L’homme fort de la politique africaine contemporaine est, sous de nombreux aspects, une création coloniale, car les Européens ont voulu diriger indirectement en donnant le pouvoir à une série de dictateurs locaux chargés de mettre leurs programmes à exécution. Enfin, le colonialisme a imposé un ensemble de frontières irrationnelles aux colonies. Le Sud du Soudan a livré une guerre civile de trente ans au régime de Khartoum simplement parce qu’un administrateur britannique du Caire, mort depuis longtemps, n’avait pas voulu froisser l’Égypte en le donnant à l’Ouganda, où sa place se trouvait plus naturellement.

La condamnation en bloc par Moyo de l’aide étrangère manque aussi de faire une distinction entre, disons, l’aide militaire apportée au Zaïre pendant la Guerre froide, et les traitements anti-rétroviraux dispensés par le Fonds Mondial ou PEPFARS (le President’s Emergency Plan for AIDS Relief, programme de lutte contre le sida, lancé par l’administration Bush), qu’elle n’évoque presque jamais dans son ouvrage.

Le fait est que le secteur de l’aide a tiré quelques enseignements, particulièrement depuis la fin de la Guerre froide. Les dictateurs reçoivent moins de chèques en blanc, et davantage de secours sont attribués à des domaines comme la santé publique, avec des résultats mesurables. Si, comme elle le suggère, l’aide devait s’arrêter, un grand nombre d’Africains mourraient prématurément. D’autres programmes, comme le Millennium Challenge Account, créé en 2004 par l’administration Bush, visent une meilleure gouvernance et la lutte contre la corruption. Ils peuvent ne pas suffire à amender la politique africaine, mais on ne peut guère leur reprocher de contribuer au problème de fond.

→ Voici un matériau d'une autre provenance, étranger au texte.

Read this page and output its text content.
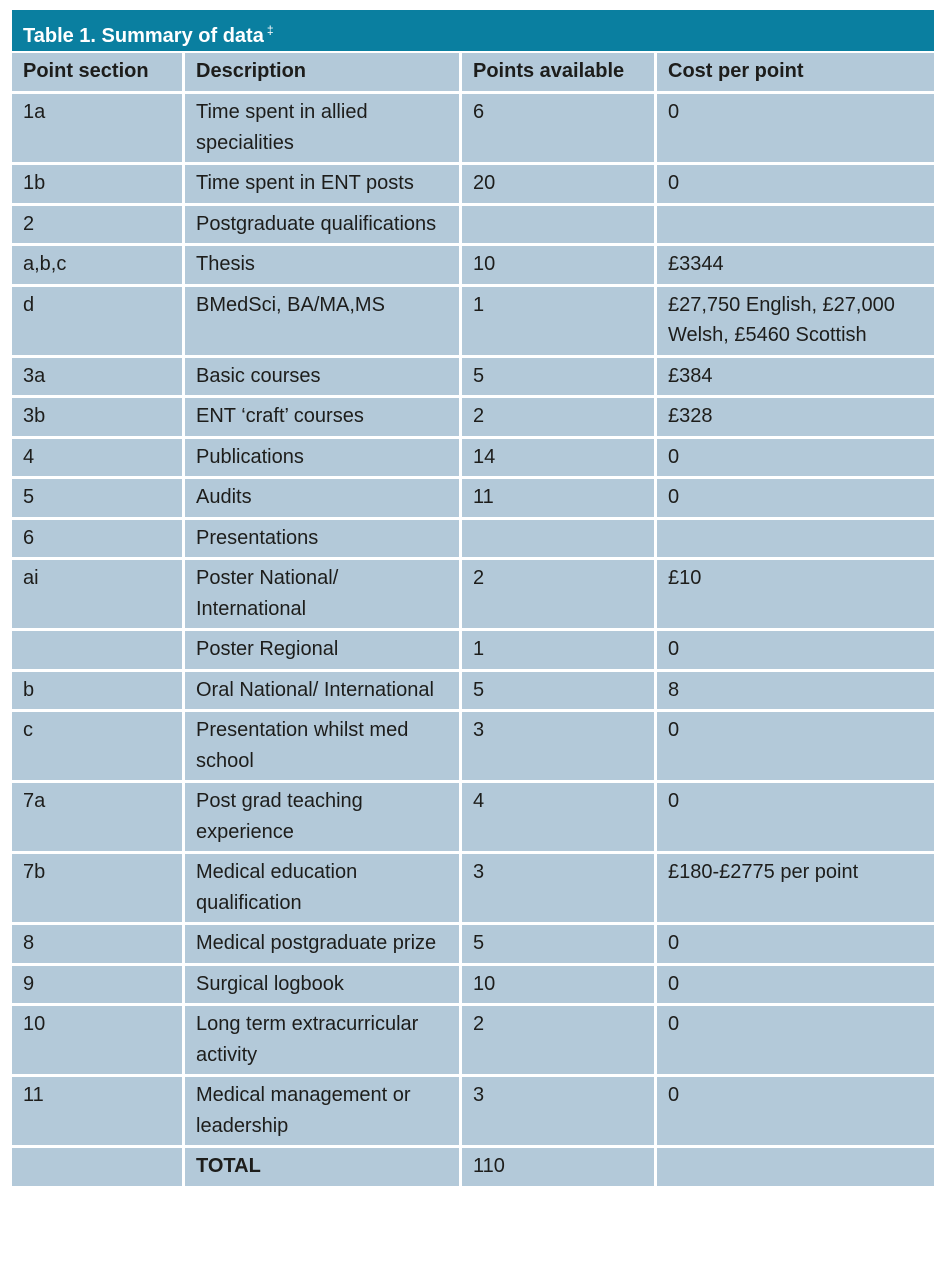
Table 1. Summary of data ‡
Point section	Description	Points available	Cost per point
1a	Time spent in allied specialities	6	0
1b	Time spent in ENT posts	20	0
2	Postgraduate qualifications		
a,b,c	Thesis	10	£3344
d	BMedSci, BA/MA,MS	1	£27,750 English, £27,000 Welsh, £5460 Scottish
3a	Basic courses	5	£384
3b	ENT ‘craft’ courses	2	£328
4	Publications	14	0
5	Audits	11	0
6	Presentations		
ai	Poster National/ International	2	£10
	Poster Regional	1	0
b	Oral National/ International	5	8
c	Presentation whilst med school	3	0
7a	Post grad teaching experience	4	0
7b	Medical education qualification	3	£180-£2775 per point
8	Medical postgraduate prize	5	0
9	Surgical logbook	10	0
10	Long term extracurricular activity	2	0
11	Medical management or leadership	3	0
	TOTAL	110	
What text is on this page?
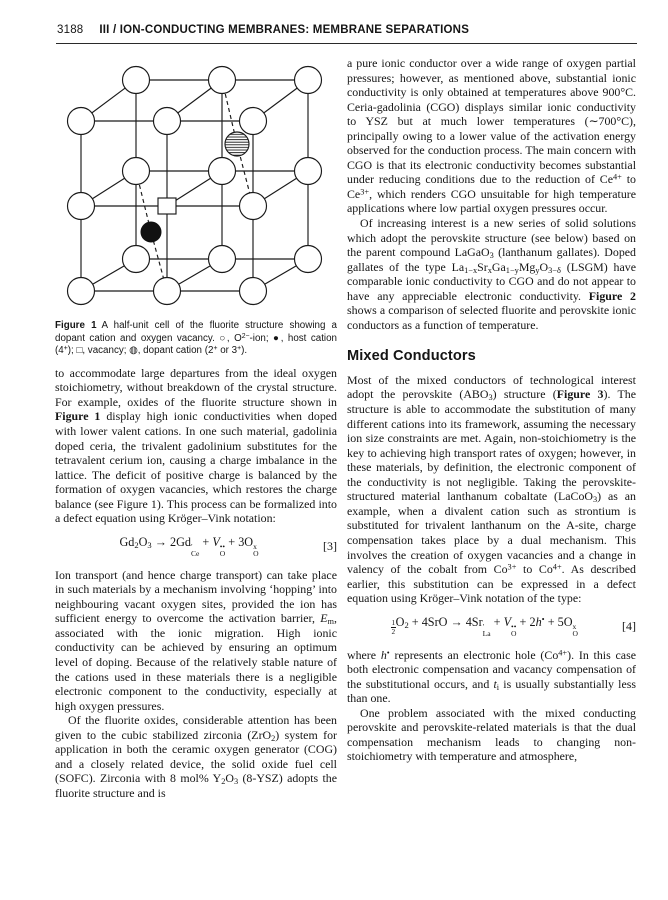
3188 III / ION-CONDUCTING MEMBRANES: MEMBRANE SEPARATIONS
Figure 1 A half-unit cell of the fluorite structure showing a dopant cation and oxygen vacancy. ○, $O^{2-}$-ion; ●, host cation (4+); □, vacancy; ◍, dopant cation (2+ or 3+).

to accommodate large departures from the ideal oxygen stoichiometry, without breakdown of the crystal structure. For example, oxides of the fluorite structure shown in Figure 1 display high ionic conductivities when doped with lower valent cations. In one such material, gadolinia doped ceria, the trivalent gadolinium substitutes for the tetravalent cerium ion, causing a charge imbalance in the lattice. The deficit of positive charge is balanced by the formation of oxygen vacancies, which restores the charge balance (see Figure 1). This process can be formalized into a defect equation using Kröger–Vink notation:

$Gd_2O_3 \to 2Gd$ ′
Ce
+ V ••
O
+ 3O x
O
[3]

Ion transport (and hence charge transport) can take place in such materials by a mechanism involving ‘hopping’ into neighbouring vacant oxygen sites, provided the ion has sufficient energy to overcome the activation barrier, $E_m$, associated with the ionic migration. High ionic conductivity can be achieved by ensuring an optimum level of doping. Because of the relatively stable nature of the cations used in these materials there is a negligible electronic component to the conductivity, especially at high oxygen pressures.

Of the fluorite oxides, considerable attention has been given to the cubic stabilized zirconia (ZrO$_2$) system for application in both the ceramic oxygen generator (COG) and a closely related device, the solid oxide fuel cell (SOFC). Zirconia with 8 mol% $Y_2O_3$ (8-YSZ) adopts the fluorite structure and is

a pure ionic conductor over a wide range of oxygen partial pressures; however, as mentioned above, substantial ionic conductivity is only obtained at temperatures above 900°C. Ceria-gadolinia (CGO) displays similar ionic conductivity to YSZ but at much lower temperatures (∼700°C), principally owing to a lower value of the activation energy observed for the conduction process. The main concern with CGO is that its electronic conductivity becomes substantial under reducing conditions due to the reduction of $Ce^{4+}$ to $Ce^{3+}$, which renders CGO unsuitable for high temperature applications where low partial oxygen pressures occur.

Of increasing interest is a new series of solid solutions which adopt the perovskite structure (see below) based on the parent compound LaGaO$_3$ (lanthanum gallates). Doped gallates of the type $La_{1-x}Sr_xGa_{1-y}Mg_yO_{3-\delta}$ (LSGM) have comparable ionic conductivity to CGO and do not appear to have any appreciable electronic conductivity. Figure 2 shows a comparison of selected fluorite and perovskite ionic conductors as a function of temperature.

Mixed Conductors

Most of the mixed conductors of technological interest adopt the perovskite $(ABO_3)$ structure (Figure 3). The structure is able to accommodate the substitution of many different cations into its framework, assuming the necessary ion size constraints are met. Again, non-stoichiometry is the key to achieving high transport rates of oxygen; however, in these materials, by definition, the electronic component of the conductivity is not negligible. Taking the perovskite-structured material lanthanum cobaltate (LaCoO$_3$) as an example, when a divalent cation such as strontium is substituted for trivalent lanthanum on the A-site, charge compensation takes place by a dual mechanism. This involves the creation of oxygen vacancies and a change in valency of the cobalt from $Co^{3+}$ to $Co^{4+}$. As described earlier, this substitution can be expressed in a defect equation using Kröger–Vink notation of the type:

$\frac{1}{2} O_2 + 4SrO \to 4Sr$ ′
La
+ V ••
O
+ 2h• + 5O x
O
[4]

where h• represents an electronic hole $(Co^{4+})$. In this case both electronic compensation and vacancy compensation of the substitutional occurs, and $t_i$ is usually substantially less than one.

One problem associated with the mixed conducting perovskite and perovskite-related materials is that the dual compensation mechanism leads to changing non-stoichiometry with temperature and atmosphere,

Si mettre un terme à l’aide extérieure ne guérit pas l’Afrique, le Challenge for Africa de Maathai présente-t-il une meilleure alternative? Un activisme populaire peut stimuler les solutions locales et mettre la pression sur les gouvernements pour qu’ils obtiennent de meilleurs résultats. Mais la société civile est en définitive un complément d’institutions fortes, et non un substitut.

Vers la fin de son livre, Maathai souligne la nécessité d’un leadership visionnaire et d’une construction de la nation qui viendrait de son centre, comme l’avait fait Julius Nyerere en tissant ensemble les multiples groupes ethniques et linguistiques de Tanzanie par l’utilisation du kiswahili comme langue nationale. Mais les projets historiques de construction des nations ont souvent nécessité des remèdes plus forts qu’elle ou que la plupart des autres Africains contemporains ne sont prêts à envisager, notamment des modifications de frontières et l’incorporation parfois forcée de «micro-nations» dans des ensembles plus vastes.

Si aucun de ces livres ne fournit de solution entièrement satisfaisante, les deux se concentrent sur le vrai nœud du problème: le niveau de développement politique de l’Afrique sub-saharienne. Dans ce domaine, les solutions devront provenir de l’intérieur même de la région. Le fait que la discussion passe de ce que le monde extérieur doit à l’Afrique à ce que les Africains se doivent à eux-mêmes est un premier pas en avant.